Не успели доучить второй куплет, явился княжеский лекарь. Перевалив нескладное рыхлое тело через порог, принялся шарить по карманам импортного камзола. Когда докторское пенсне закрепилось на переносице, слуга втащил в камеру объемный саквояж.
Пижонил эскулап. Подбородок выбрит до синевы, на макушке парик обсыпанный пудрой. Чего так барахлиться? Здесь не Елисейские поля, можно скромней. Россиянина этим не проймешь, заграница нам не указ. Хотя как знать, в здешней политике я разбирался так же, как Икар в самолетостроении.

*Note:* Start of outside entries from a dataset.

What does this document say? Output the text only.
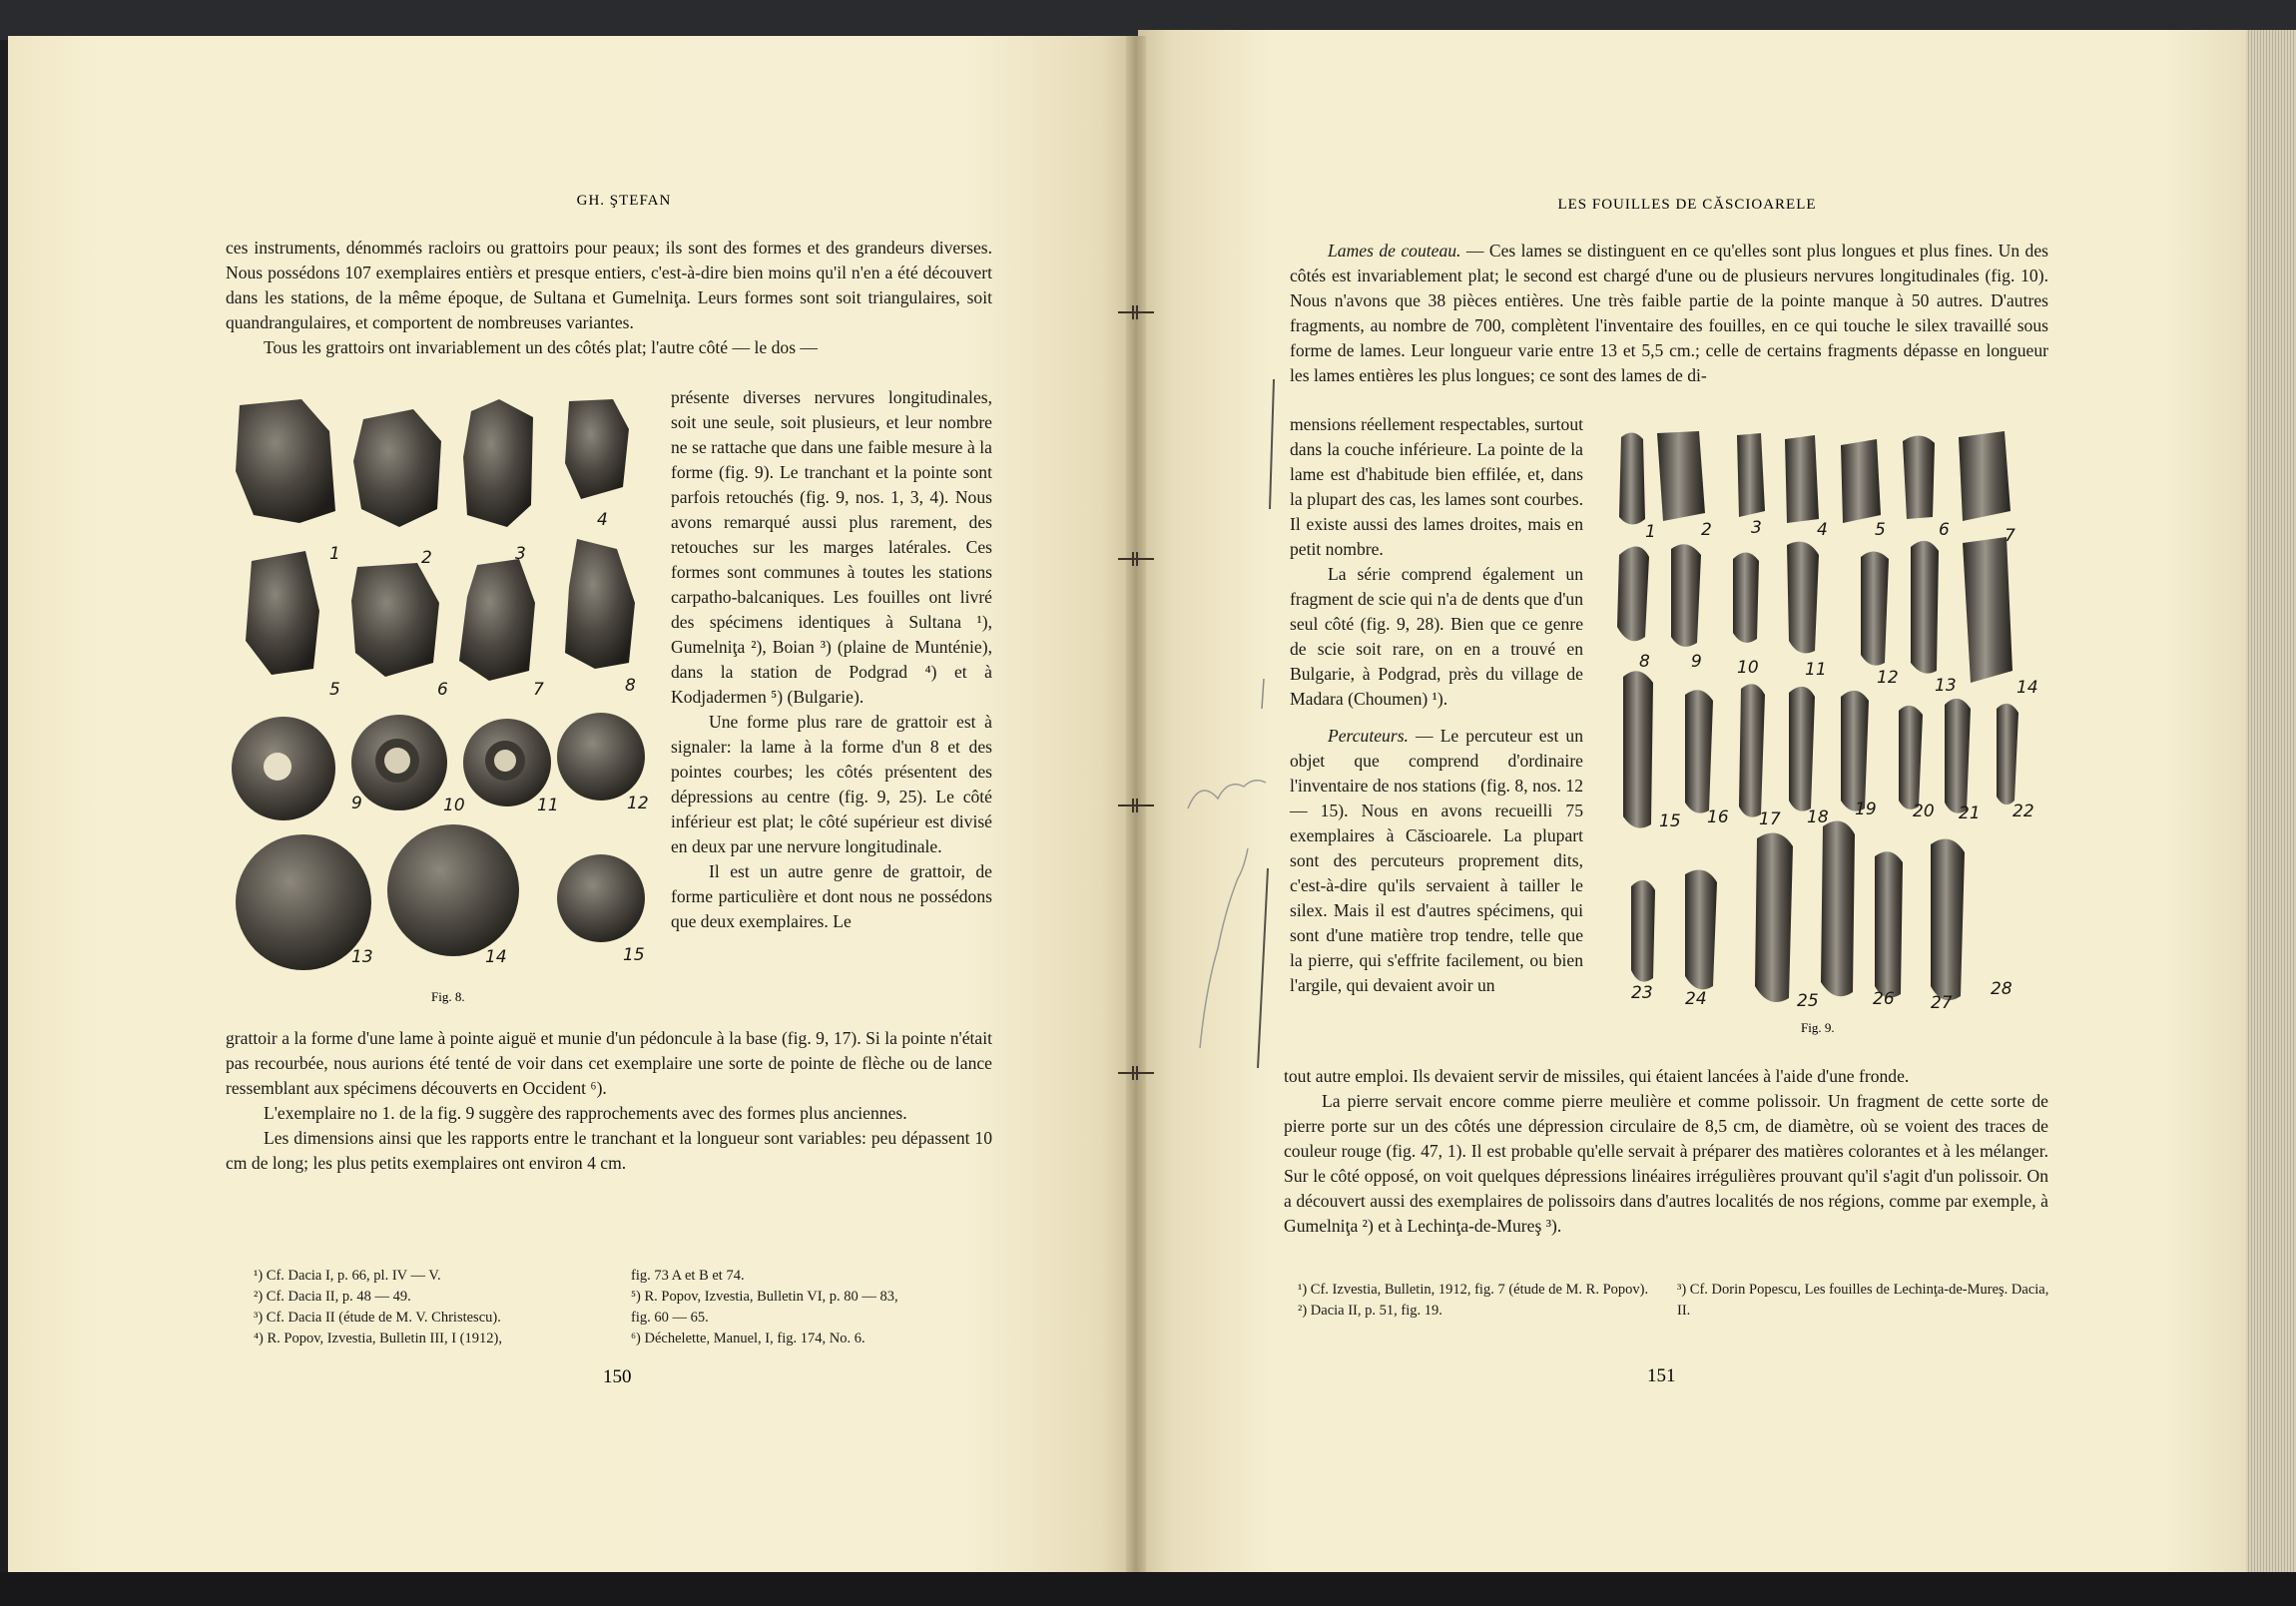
GH. ŞTEFAN

ces instruments, dénommés racloirs ou grattoirs pour peaux; ils sont des formes et des grandeurs diverses. Nous possédons 107 exemplaires entièrs et presque entiers, c'est-à-dire bien moins qu'il n'en a été découvert dans les stations, de la même époque, de Sultana et Gumelniţa. Leurs formes sont soit triangulaires, soit quandrangulaires, et comportent de nombreuses variantes.

Tous les grattoirs ont invariablement un des côtés plat; l'autre côté — le dos —

présente diverses nervures longitudinales, soit une seule, soit plusieurs, et leur nombre ne se rattache que dans une faible mesure à la forme (fig. 9). Le tranchant et la pointe sont parfois retouchés (fig. 9, nos. 1, 3, 4). Nous avons remarqué aussi plus rarement, des retouches sur les marges latérales. Ces formes sont communes à toutes les stations carpatho-balcaniques. Les fouilles ont livré des spécimens identiques à Sultana ¹), Gumelniţa ²), Boian ³) (plaine de Munténie), dans la station de Podgrad ⁴) et à Kodjadermen ⁵) (Bulgarie).

Une forme plus rare de grattoir est à signaler: la lame à la forme d'un 8 et des pointes courbes; les côtés présentent des dépressions au centre (fig. 9, 25). Le côté inférieur est plat; le côté supérieur est divisé en deux par une nervure longitudinale.

Il est un autre genre de grattoir, de forme particulière et dont nous ne possédons que deux exemplaires. Le

1	2	3
4
5	6	7	8
9	10	11	12
13	14	15
Fig. 8.

grattoir a la forme d'une lame à pointe aiguë et munie d'un pédoncule à la base (fig. 9, 17). Si la pointe n'était pas recourbée, nous aurions été tenté de voir dans cet exemplaire une sorte de pointe de flèche ou de lance ressemblant aux spécimens découverts en Occident ⁶).

L'exemplaire no 1. de la fig. 9 suggère des rapprochements avec des formes plus anciennes.

Les dimensions ainsi que les rapports entre le tranchant et la longueur sont variables: peu dépassent 10 cm de long; les plus petits exemplaires ont environ 4 cm.

¹) Cf. Dacia I, p. 66, pl. IV — V.

²) Cf. Dacia II, p. 48 — 49.

³) Cf. Dacia II (étude de M. V. Christescu).

⁴) R. Popov, Izvestia, Bulletin III, I (1912),

fig. 73 A et B et 74.

⁵) R. Popov, Izvestia, Bulletin VI, p. 80 — 83,

fig. 60 — 65.

⁶) Déchelette, Manuel, I, fig. 174, No. 6.

150
LES FOUILLES DE CĂSCIOARELE

Lames de couteau. — Ces lames se distinguent en ce qu'elles sont plus longues et plus fines. Un des côtés est invariablement plat; le second est chargé d'une ou de plusieurs nervures longitudinales (fig. 10). Nous n'avons que 38 pièces entières. Une très faible partie de la pointe manque à 50 autres. D'autres fragments, au nombre de 700, complètent l'inventaire des fouilles, en ce qui touche le silex travaillé sous forme de lames. Leur longueur varie entre 13 et 5,5 cm.; celle de certains fragments dépasse en longueur les lames entières les plus longues; ce sont des lames de di-

mensions réellement respectables, surtout dans la couche inférieure. La pointe de la lame est d'habitude bien effilée, et, dans la plupart des cas, les lames sont courbes. Il existe aussi des lames droites, mais en petit nombre.

La série comprend également un fragment de scie qui n'a de dents que d'un seul côté (fig. 9, 28). Bien que ce genre de scie soit rare, on en a trouvé en Bulgarie, à Podgrad, près du village de Madara (Choumen) ¹).

Percuteurs. — Le percuteur est un objet que comprend d'ordinaire l'inventaire de nos stations (fig. 8, nos. 12 — 15). Nous en avons recueilli 75 exemplaires à Căscioarele. La plupart sont des percuteurs proprement dits, c'est-à-dire qu'ils servaient à tailler le silex. Mais il est d'autres spécimens, qui sont d'une matière trop tendre, telle que la pierre, qui s'effrite facilement, ou bien l'argile, qui devaient avoir un

1	2 3	4	5	6	7
8 9 10	11	12 13	14
15 16 17 18 19 20 21 22
23 24	25	26 27
28
Fig. 9.

tout autre emploi. Ils devaient servir de missiles, qui étaient lancées à l'aide d'une fronde.

La pierre servait encore comme pierre meulière et comme polissoir. Un fragment de cette sorte de pierre porte sur un des côtés une dépression circulaire de 8,5 cm, de diamètre, où se voient des traces de couleur rouge (fig. 47, 1). Il est probable qu'elle servait à préparer des matières colorantes et à les mélanger. Sur le côté opposé, on voit quelques dépressions linéaires irrégulières prouvant qu'il s'agit d'un polissoir. On a découvert aussi des exemplaires de polissoirs dans d'autres localités de nos régions, comme par exemple, à Gumelniţa ²) et à Lechinţa-de-Mureş ³).

¹) Cf. Izvestia, Bulletin, 1912, fig. 7 (étude de M. R. Popov).

²) Dacia II, p. 51, fig. 19.

³) Cf. Dorin Popescu, Les fouilles de Lechinţa-de-Mureş. Dacia, II.

151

— Я есть знаменитый врач, — сообщил лекарь. — Майн имя гер Ганс Август Штольц. Кто, что болит?
— Господин Хер, — отозвался Васька, стаскивая штаны, — у меня прыщик на заднице. Ходить неудобно.
— Будем резать, — оживился Ганс.
Пришлось вмешаться. Производить операцию в такой антисанитарной обстановке слишком опасно. Чирей не геморрой, сам пройдет.

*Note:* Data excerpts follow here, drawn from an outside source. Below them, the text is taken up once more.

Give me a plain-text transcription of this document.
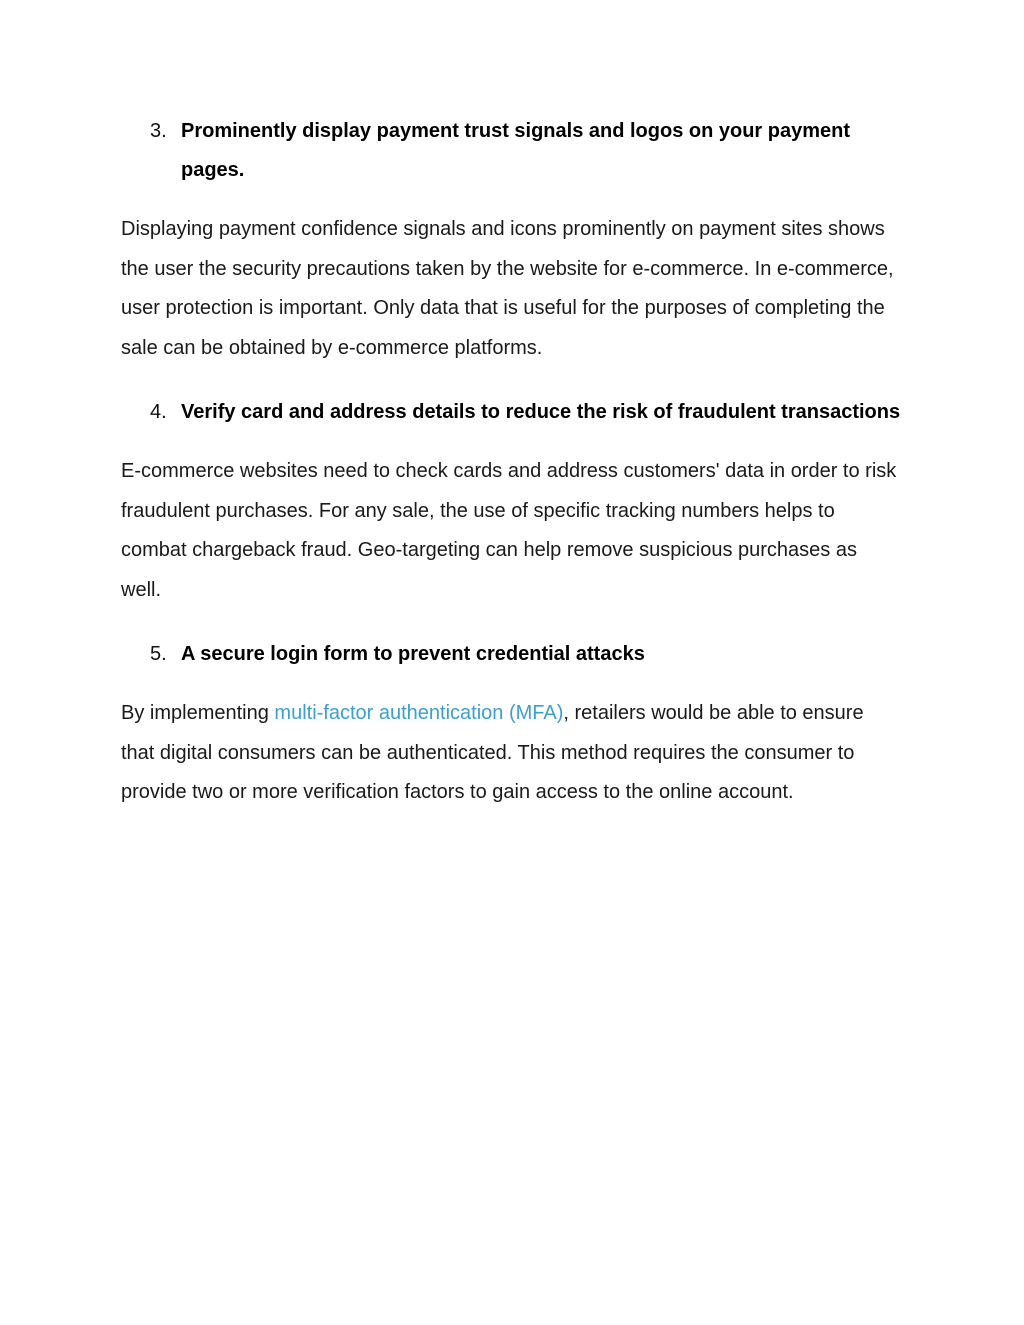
3. Prominently display payment trust signals and logos on your payment pages.

Displaying payment confidence signals and icons prominently on payment sites shows the user the security precautions taken by the website for e-commerce. In e-commerce, user protection is important. Only data that is useful for the purposes of completing the sale can be obtained by e-commerce platforms.

4. Verify card and address details to reduce the risk of fraudulent transactions

E-commerce websites need to check cards and address customers' data in order to risk fraudulent purchases. For any sale, the use of specific tracking numbers helps to combat chargeback fraud. Geo-targeting can help remove suspicious purchases as well.

5. A secure login form to prevent credential attacks

By implementing multi-factor authentication (MFA), retailers would be able to ensure that digital consumers can be authenticated. This method requires the consumer to provide two or more verification factors to gain access to the online account.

— Хенде хох! — гаркнул я, завидев скальпель.
Штольц выронил инструмент и задрал лапки. Его румяное лицо расплылось в счастливой улыбке.
— О, майн гот! Как прекрасно встретить в эта глушь образованный человек! Я так давно не слышать родной речь. Дас ист фантастиш!
Растроганный немец еще долго лопотал на своем. Размахивал руками. Тряс париком и брызгал слюной. Выговорившись, Ганс уставился на меня, как на икону. Но чудес не предвиделось. Иностранные языки не моя стихия. В этой области мои знания ограничивались скудным набором фраз из обихода белорусских партизан. Как говорится — уж, чем богаты…
— Гитлер капут! — Ляпнул я, для поддержания беседы.
Лекарь бросился обниматься.
— Варварский страна, я отчэн возмущен! Держать такой образованный человек за решетка, это есть преступление. О, майн фроинд, я хотеть вас немедленно лечить. Какой болезнь вы страдать?
— Душа болит гер доктор.
— Мой бедный, бедный друг, — прослезился Ганс. — Такой боль никто не лечить, как и моя каталепсия.
— Ката — что? — переспросил Федька.
Доктор развел руками:
— Ваше княжество есть такой ужасный погода. Сегодня снег, завтра жара. Мой бедный позвоночник отчэн страдать.
— Радикулит что ли? Так и говори, а то выдумал — катавасия. У нас, милок, все лечиться. Натирай спину змеиным ядом, — советовал Евсей, — или теща, если такая в хозяйстве имеется, пусть поплюет.
— А еще лучше, — влез Васька, — ежели младший ребенок потопчется. Лезь на нары, Ванька на час позже родился, попрыгает.
— Отставить! — скомандовал я, испугавшись за иностранца. Ведь ухайдакают лекаря. В младшем Лабудько не меньше полутора центнеров. — Есть другой способ. Скидывай кафтан.
Засучив рукава, я принялся за массаж. Ганс стонал и кряхтел. Через пятнадцать минут с опаской присел. Сделал пару наклонов и заскакал козлом.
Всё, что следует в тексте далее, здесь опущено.